Giovanni di Nicolao Arnolfini

Date

1434

Description

Creator of the image: Jan van Eyck
Date of the image creation: 1434
Medium of the image: Oil on oak
Person depicted: Giovanni di Nicolao Arnolfini

Painted by early Netherlandish artist Jan van Eyck (c1390-1441), the Arnolfini Portrait is widely considered one of the most complex and important artworks in the history of Western art. The artworks intricate details were created via the application of layer upon layer of thin translucent glazes, possibly with the aid of a magnifying glass, which give the painting an intensity of colour and heightened sense of realism. The opulent material world of the merchant is rendered with subtle variations in light, both direct and diffuse, which give a sense of volume and depth to the artwork. Innumerable scholarly debates have taken place discussing the rich symbolism and iconological details of the painting.

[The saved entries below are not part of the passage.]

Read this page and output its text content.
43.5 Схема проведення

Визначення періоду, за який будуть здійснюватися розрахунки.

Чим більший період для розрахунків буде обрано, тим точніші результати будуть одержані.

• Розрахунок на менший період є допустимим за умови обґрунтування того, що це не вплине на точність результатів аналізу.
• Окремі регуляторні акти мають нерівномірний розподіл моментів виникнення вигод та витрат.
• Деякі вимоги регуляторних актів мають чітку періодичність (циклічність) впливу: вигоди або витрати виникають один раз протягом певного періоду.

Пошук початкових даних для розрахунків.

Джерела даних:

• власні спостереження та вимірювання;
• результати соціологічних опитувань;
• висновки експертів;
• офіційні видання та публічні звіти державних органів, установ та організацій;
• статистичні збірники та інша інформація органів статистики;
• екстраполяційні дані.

With this painting, Jan van Eyck is eye-witness to a posed but everyday scene. According to the British National Gallery: ‘The ornate Latin signature translates as “Jan van Eyck was here 1434”. The similarity to modern graffiti is not accidental. Van Eyck often inscribed his pictures in a witty way’.

Giovanni di Nicolao Arnolfini was a member of a merchant family from Lucca, in present-day Italy, who was living in Bruges. His heavy eyelids weigh on his thin blue eyes, which gaze towards the viewer’s right, perhaps looking at someone entering the room he finds himself in. What could be something of a smile plays at the corners of his lips, which when taken in the context of his whole face give his expression a complex and ambiguous emotional charge.